PKOのクルマはなぜ白い? 国連平和維持活動の部隊車両 紛争地域でよく目立つ色のワケ

紛争地帯をゆくPKOの車両は全て白色に塗装されていますが、そうした場所で目立つのは危険なのではないでしょうか。なぜ白なのか国連広報センターなどに聞いたところ、むしろ目立たせているのかも、とか。どういうことでしょうか。

国連広報センターに話を聞いてみたけれど…

 ちゃんとした理由を聞くために、国連広報センターに確認してみると、担当者からは「実は広報センターには、車両の白色塗装がいつから始まったのか、その理由を明記した資料がありません」という回答でした。
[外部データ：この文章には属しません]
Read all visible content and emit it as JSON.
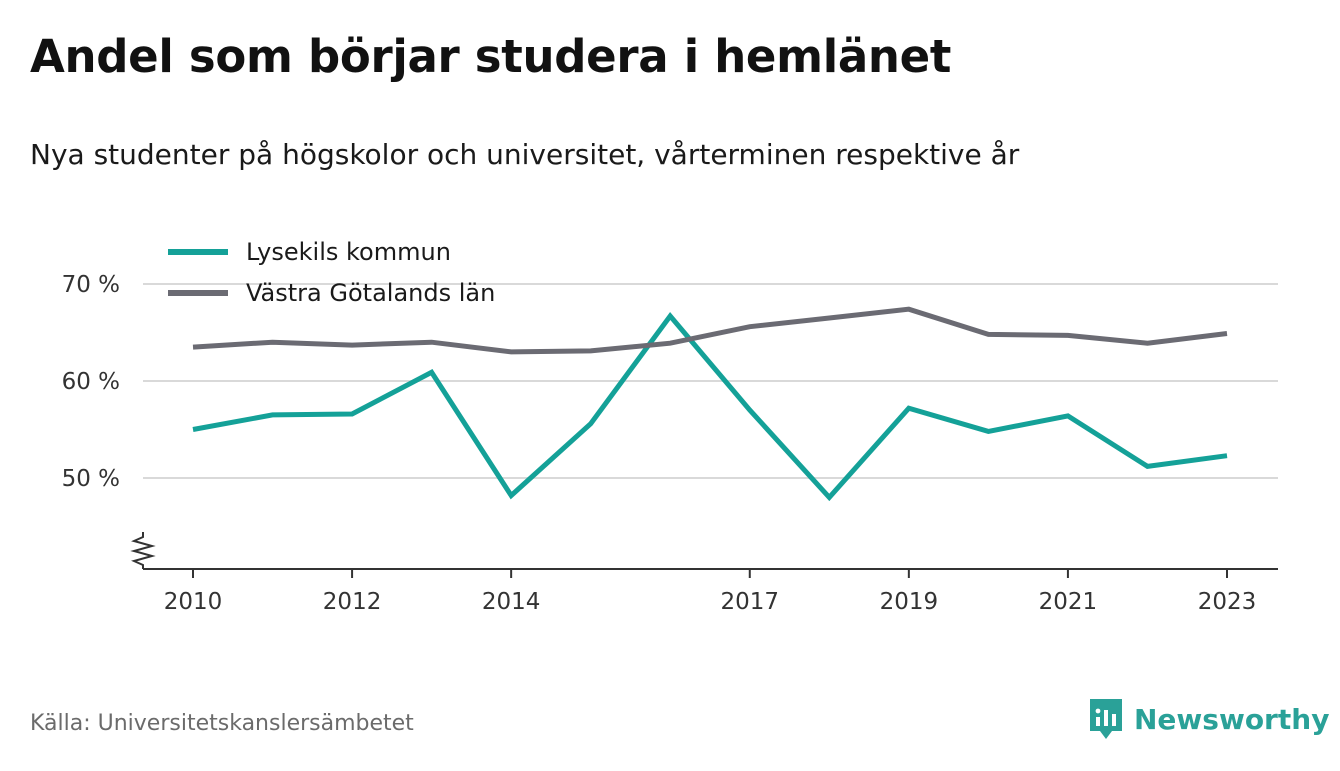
{
  "title": "Andel som börjar studera i hemlänet",
  "subtitle": "Nya studenter på högskolor och universitet, vårterminen respektive år",
  "source": "Källa: Universitetskanslersämbetet",
  "brand": {
    "name": "Newsworthy",
    "icon": "newsworthy-logo-icon"
  },
  "colors": {
    "series_1": "#14a198",
    "series_2": "#6b6b73",
    "grid": "#d9d9d9",
    "axis": "#333333",
    "brand": "#2aa198"
  },
  "chart_data": {
    "type": "line",
    "x": [
      2010,
      2011,
      2012,
      2013,
      2014,
      2015,
      2016,
      2017,
      2018,
      2019,
      2020,
      2021,
      2022,
      2023
    ],
    "x_tick_labels": [
      "2010",
      "2012",
      "2014",
      "2017",
      "2019",
      "2021",
      "2023"
    ],
    "y_tick_values": [
      50,
      60,
      70
    ],
    "y_tick_labels": [
      "50 %",
      "60 %",
      "70 %"
    ],
    "ylim": [
      41,
      70
    ],
    "axis_break": true,
    "grid": true,
    "legend_position": "top-left",
    "series": [
      {
        "name": "Lysekils kommun",
        "color": "#14a198",
        "values": [
          55.0,
          56.5,
          56.6,
          60.9,
          48.2,
          55.6,
          66.7,
          57.0,
          48.0,
          57.2,
          54.8,
          56.4,
          51.2,
          52.3
        ]
      },
      {
        "name": "Västra Götalands län",
        "color": "#6b6b73",
        "values": [
          63.5,
          64.0,
          63.7,
          64.0,
          63.0,
          63.1,
          63.9,
          65.6,
          66.5,
          67.4,
          64.8,
          64.7,
          63.9,
          64.9
        ]
      }
    ]
  }
}
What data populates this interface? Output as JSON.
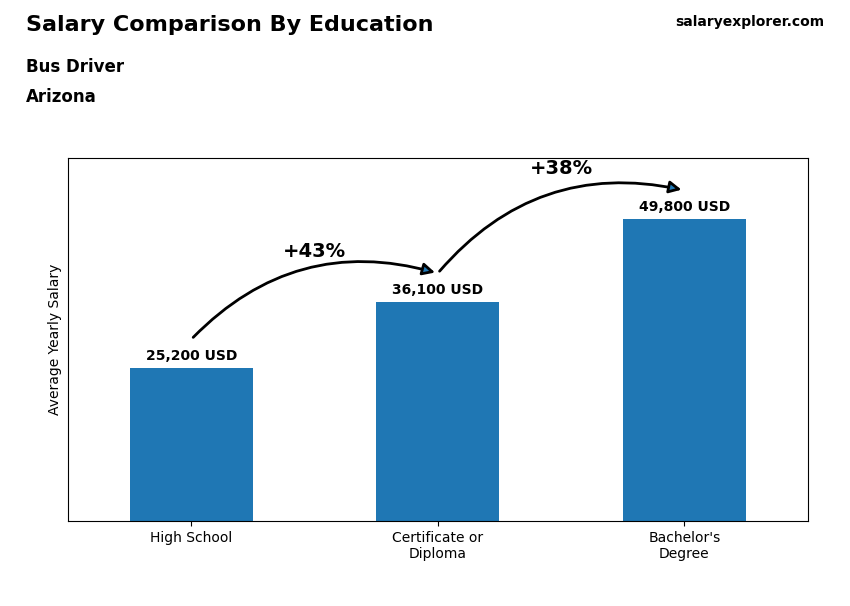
{
  "chart_data": {
    "type": "bar",
    "title": "Salary Comparison By Education",
    "subtitle": "Bus Driver",
    "y_label": "Average Yearly Salary",
    "categories": [
      "High School",
      "Certificate or\nDiploma",
      "Bachelor's\nDegree"
    ],
    "values": [
      25200,
      36100,
      49800
    ],
    "value_labels": [
      "25,200 USD",
      "36,100 USD",
      "49,800 USD"
    ],
    "data_labels": true,
    "ylim": [
      0,
      60000
    ],
    "tick_labels": "x",
    "grid": false,
    "annotations": [
      "Arizona",
      "salaryexplorer.com",
      {
        "text": "+43%",
        "from": "High School",
        "to": "Certificate or\nDiploma"
      },
      {
        "text": "+38%",
        "from": "Certificate or\nDiploma",
        "to": "Bachelor's\nDegree"
      }
    ]
  }
}
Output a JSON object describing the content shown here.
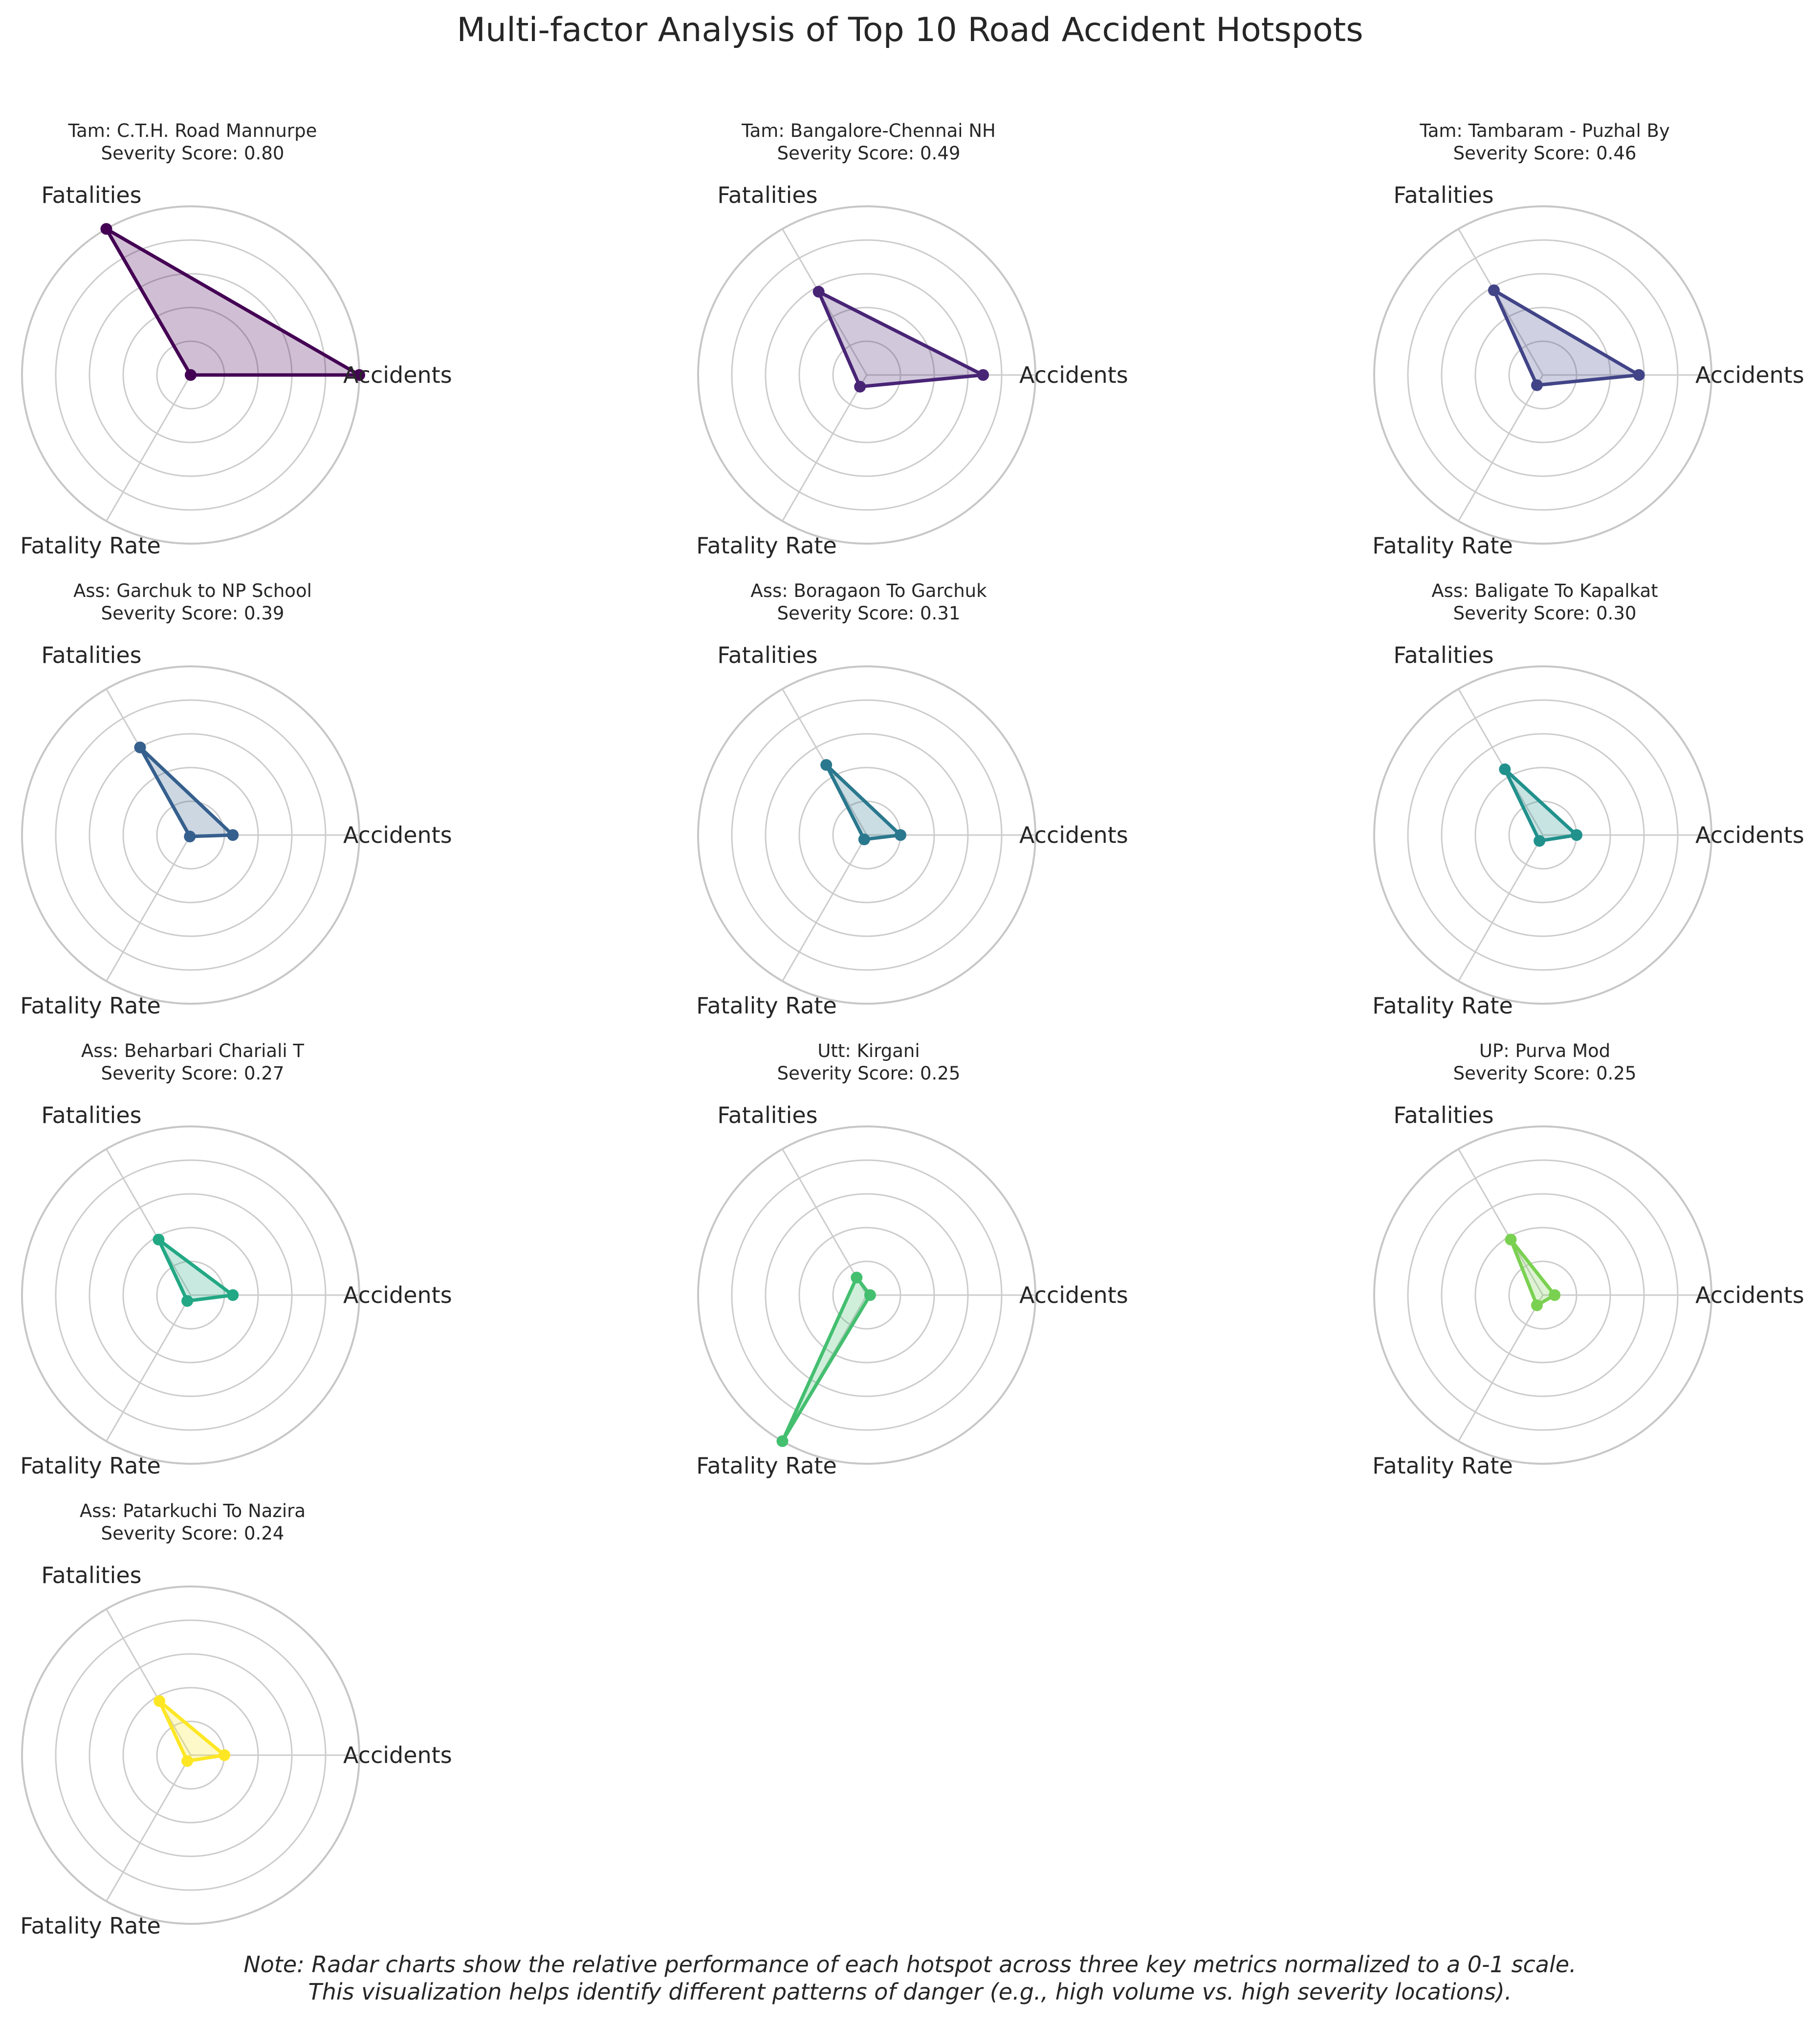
{
  "title": "Multi-factor Analysis of Top 10 Road Accident Hotspots",
  "footnote": [
    "Note: Radar charts show the relative performance of each hotspot across three key metrics normalized to a 0-1 scale.",
    "This visualization helps identify different patterns of danger (e.g., high volume vs. high severity locations)."
  ],
  "chart_data": {
    "type": "radar",
    "axes": [
      "Accidents",
      "Fatalities",
      "Fatality Rate"
    ],
    "rlim": [
      0,
      1
    ],
    "grid": true,
    "colormap": "viridis",
    "subplots": [
      {
        "location": "Tam: C.T.H. Road Mannurpe",
        "score_label": "Severity Score: 0.80",
        "color": "#440154",
        "values": [
          1.0,
          1.0,
          0.0
        ]
      },
      {
        "location": "Tam: Bangalore-Chennai NH",
        "score_label": "Severity Score: 0.49",
        "color": "#482475",
        "values": [
          0.69,
          0.57,
          0.08
        ]
      },
      {
        "location": "Tam: Tambaram - Puzhal By",
        "score_label": "Severity Score: 0.46",
        "color": "#414487",
        "values": [
          0.57,
          0.58,
          0.07
        ]
      },
      {
        "location": "Ass: Garchuk to NP School",
        "score_label": "Severity Score: 0.39",
        "color": "#355f8d",
        "values": [
          0.25,
          0.6,
          0.01
        ]
      },
      {
        "location": "Ass: Boragaon To Garchuk",
        "score_label": "Severity Score: 0.31",
        "color": "#2a788e",
        "values": [
          0.2,
          0.48,
          0.03
        ]
      },
      {
        "location": "Ass: Baligate To Kapalkat",
        "score_label": "Severity Score: 0.30",
        "color": "#21918c",
        "values": [
          0.2,
          0.45,
          0.04
        ]
      },
      {
        "location": "Ass: Beharbari Chariali T",
        "score_label": "Severity Score: 0.27",
        "color": "#22a884",
        "values": [
          0.25,
          0.38,
          0.04
        ]
      },
      {
        "location": "Utt: Kirgani",
        "score_label": "Severity Score: 0.25",
        "color": "#44bf70",
        "values": [
          0.02,
          0.12,
          1.0
        ]
      },
      {
        "location": "UP: Purva Mod",
        "score_label": "Severity Score: 0.25",
        "color": "#7ad151",
        "values": [
          0.07,
          0.38,
          0.07
        ]
      },
      {
        "location": "Ass: Patarkuchi To Nazira",
        "score_label": "Severity Score: 0.24",
        "color": "#fde725",
        "values": [
          0.2,
          0.37,
          0.04
        ]
      }
    ]
  }
}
 ただ、「敵意はないということの表明のために、あえて目立つ白色塗装で、UN(国際連合の略称)と大書表記する形が、昔から通例になっています」とも。紛争地帯では目立つ色の方が安全なのだそうです。逆に迷彩などをほどこした車両だと、紛争地帯の勢力にターゲットと誤認されるケースもあるとのこと。

 担当者には「アメリカの国際連合本部には資料が存在しているかも」という話も聞きました。しかし、第1回の派遣(当時は国際連合休戦監視機構)が1948(昭和23)年5月の第一次中東戦争停戦後ということで、70年以上経過しており、仮に資料があったとしても明確に説明できる人がいる可能性は低そうです。